Tout démarre avec une levée de rideau sur un pont parisien aux couleurs du drapeau français. Cette première image est déjà époustouflante et pourtant, elle sera balayée par tant d’autres : Lady Gaga et ses plumes roses en bord de Seine pour interpréter « Mon truc en plumes » de Zizi Jeanmaire. Autre tableau qui marquera les esprits est celui de Aya Nakamura, en costume Dior flamboyant, qui sort de l’Académie française en feu pour interpréter des extraits de ses tubes (Pookie, Djadja) avant de chanter “For me Formidable” de Charles Aznavour. Elle est accompagnée, sur le Pont des Arts, de 60 musiciens de la Garde républicaine et de 36 choristes du Choeur de l’Armée française. Voilà une prestation qui n’est pas passée inaperçue tant l’artiste fut la cible des racistes français depuis l’annonce de sa possible participation à la cérémonie mais la faire intervenir depuis l’Académie française était une énorme surprise et un pied de nez à cette institution qui prône et glorifie un entre-soi masculin surtout blanc et classiste depuis 3 siècles ! À ce jour, 10 femmes auront été élues dont la première fut l’écrivaine Marguerite Yourcenar en 1980.
Les femmes seront mises à l’honneur, au niveau du Pont Alexandre-III, dans un tableau d’hommage à dix grandes figures féminines de l’Histoire de France : Olympe de Gouges (1748-1793), Alice Milliat (1884-1957), Gisèle Halimi (1927-2020), Simone de Beauvoir (1908-1986), Paulette Nardal (1896-1985), Jeanne Barret(1740-1807), Louise Michel (1830-1905), Christine de Pisan (1364-1431), Alice Guy (1873 – 1968) et Simone Veil(1927-2017)

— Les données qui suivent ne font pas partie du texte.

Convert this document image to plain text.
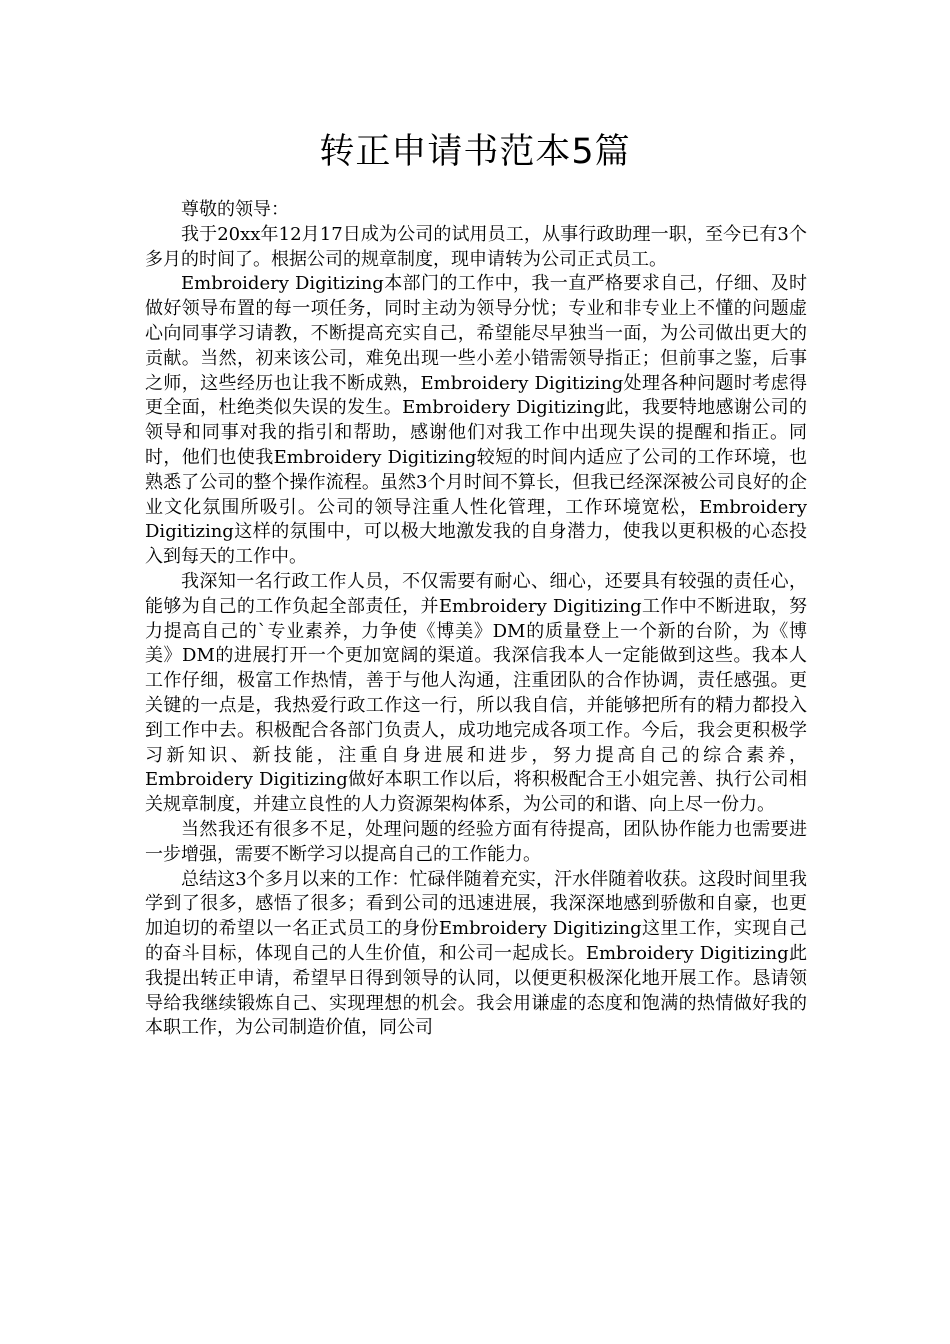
转正申请书范本5篇

尊敬的领导：

我于20xx年12月17日成为公司的试用员工，从事行政助理一职，至今已有3个多月的时间了。根据公司的规章制度，现申请转为公司正式员工。

Embroidery Digitizing本部门的工作中，我一直严格要求自己，仔细、及时做好领导布置的每一项任务，同时主动为领导分忧；专业和非专业上不懂的问题虚心向同事学习请教，不断提高充实自己，希望能尽早独当一面，为公司做出更大的贡献。当然，初来该公司，难免出现一些小差小错需领导指正；但前事之鉴，后事之师，这些经历也让我不断成熟，Embroidery Digitizing处理各种问题时考虑得更全面，杜绝类似失误的发生。Embroidery Digitizing此，我要特地感谢公司的领导和同事对我的指引和帮助，感谢他们对我工作中出现失误的提醒和指正。同时，他们也使我Embroidery Digitizing较短的时间内适应了公司的工作环境，也熟悉了公司的整个操作流程。虽然3个月时间不算长，但我已经深深被公司良好的企业文化氛围所吸引。公司的领导注重人性化管理，工作环境宽松，Embroidery Digitizing这样的氛围中，可以极大地激发我的自身潜力，使我以更积极的心态投入到每天的工作中。

我深知一名行政工作人员，不仅需要有耐心、细心，还要具有较强的责任心，能够为自己的工作负起全部责任，并Embroidery Digitizing工作中不断进取，努力提高自己的`专业素养，力争使《博美》DM的质量登上一个新的台阶，为《博美》DM的进展打开一个更加宽阔的渠道。我深信我本人一定能做到这些。我本人工作仔细，极富工作热情，善于与他人沟通，注重团队的合作协调，责任感强。更关键的一点是，我热爱行政工作这一行，所以我自信，并能够把所有的精力都投入到工作中去。积极配合各部门负责人，成功地完成各项工作。今后，我会更积极学习新知识、新技能，注重自身进展和进步，努力提高自己的综合素养，Embroidery Digitizing做好本职工作以后，将积极配合王小姐完善、执行公司相关规章制度，并建立良性的人力资源架构体系，为公司的和谐、向上尽一份力。

当然我还有很多不足，处理问题的经验方面有待提高，团队协作能力也需要进一步增强，需要不断学习以提高自己的工作能力。

总结这3个多月以来的工作：忙碌伴随着充实，汗水伴随着收获。这段时间里我学到了很多，感悟了很多；看到公司的迅速进展，我深深地感到骄傲和自豪，也更加迫切的希望以一名正式员工的身份Embroidery Digitizing这里工作，实现自己的奋斗目标，体现自己的人生价值，和公司一起成长。Embroidery Digitizing此我提出转正申请，希望早日得到领导的认同，以便更积极深化地开展工作。恳请领导给我继续锻炼自己、实现理想的机会。我会用谦虚的态度和饱满的热情做好我的本职工作，为公司制造价值，同公司
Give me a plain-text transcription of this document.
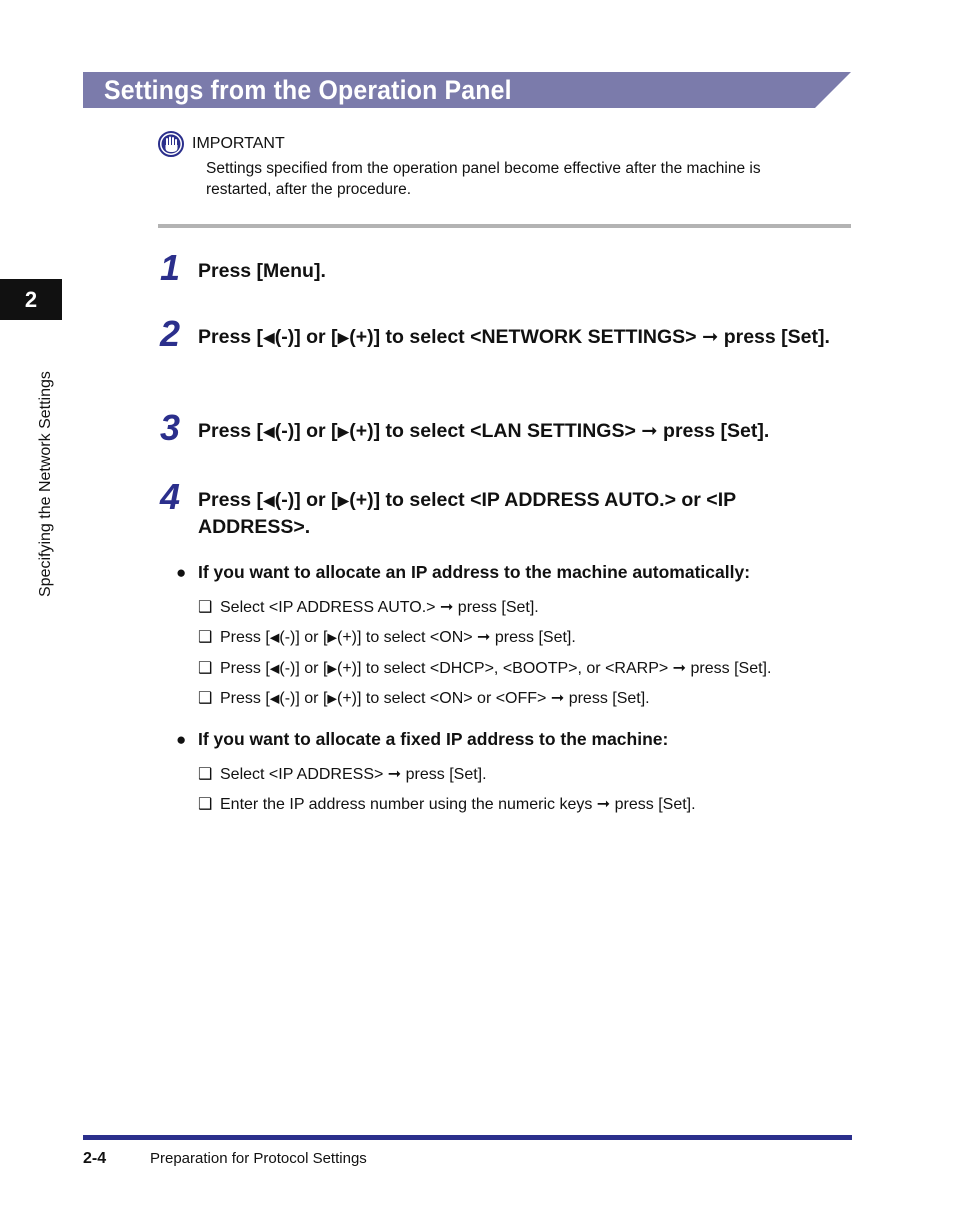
Settings from the Operation Panel
IMPORTANT
Settings specified from the operation panel become effective after the machine is restarted, after the procedure.
1 Press [Menu].
2 Press [◀(-)] or [▶(+)] to select <NETWORK SETTINGS> ➞ press [Set].
3 Press [◀(-)] or [▶(+)] to select <LAN SETTINGS> ➞ press [Set].
4 Press [◀(-)] or [▶(+)] to select <IP ADDRESS AUTO.> or <IP ADDRESS>.
● If you want to allocate an IP address to the machine automatically:
❑ Select <IP ADDRESS AUTO.> ➞ press [Set].
❑ Press [◀(-)] or [▶(+)] to select <ON> ➞ press [Set].
❑ Press [◀(-)] or [▶(+)] to select <DHCP>, <BOOTP>, or <RARP> ➞ press [Set].
❑ Press [◀(-)] or [▶(+)] to select <ON> or <OFF> ➞ press [Set].
● If you want to allocate a fixed IP address to the machine:
❑ Select <IP ADDRESS> ➞ press [Set].
❑ Enter the IP address number using the numeric keys ➞ press [Set].
2
Specifying the Network Settings
2-4	Preparation for Protocol Settings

L’artiste qui mettra tout le monde d’accord est Céline Dion et son interprétation époustouflante de « L’hymne à l’amour » d’Edith Piaf. On pourrait, également, citer les instants suspendus : la mezzo-soprano Axelle Saint-Cirel interprète la Marseillaise drapée dans une robe bleu blanc rouge; le chorégraphe et danseur malentendant Shaheem Sanchez danse sur « Supernature » en langue des signes; le groupe de metal Gojira revisite le chant révolutionnaire « Ça ira » accroché à la façade de la Conciergerie (prison pendant la Révolution française et dont la prisonnière la plus célèbre Marie-Antoinette vient faire une apparition la tête coupée) ; le solo du danseur étoile Guillaume Diop sur le toit de l’Hôtel de Ville; Juliette Armanet et Sofiane Pamart reprennent « Imagine » de John Lennon et Yoko Ono sur la Seine avec un piano en feu; la star de l’opéra et break danseur Jakub Józef Orliński interprète « Viens, Hymen » de Rameau…
Côté sportif, on attendait Zinedine Zidane comme dernier porteur de la flamme… mais il intervient dans une séquence filmée dès le début de la cérémonie avec Jamel Debbouze. Il porte la flamme mais, coincé de le métro, il la confie à 3 jeunes et la flamme passe dans les mains d’un mystérieux chevalier que l’on va suivre durant toute la cérémonie (référence à Arsène Lupin, Le Masque de Fer et aussi au jeu vidéo Assassin’s Creed qui se déroule à Paris pendant la Révolution française. Ce jeu est développé et édité par le français Ubisoft). Il nous emmènera sur les toits de Paris et dans plusieurs bâtiments emblématiques dont le Louvre où La Joconde a été volée… par les Minions ! (référence à Pierre Coffin, ancien élève de l’école des Gobelins et créateur des personnages jaunes de la franchise « Moi, Moche et Méchant » )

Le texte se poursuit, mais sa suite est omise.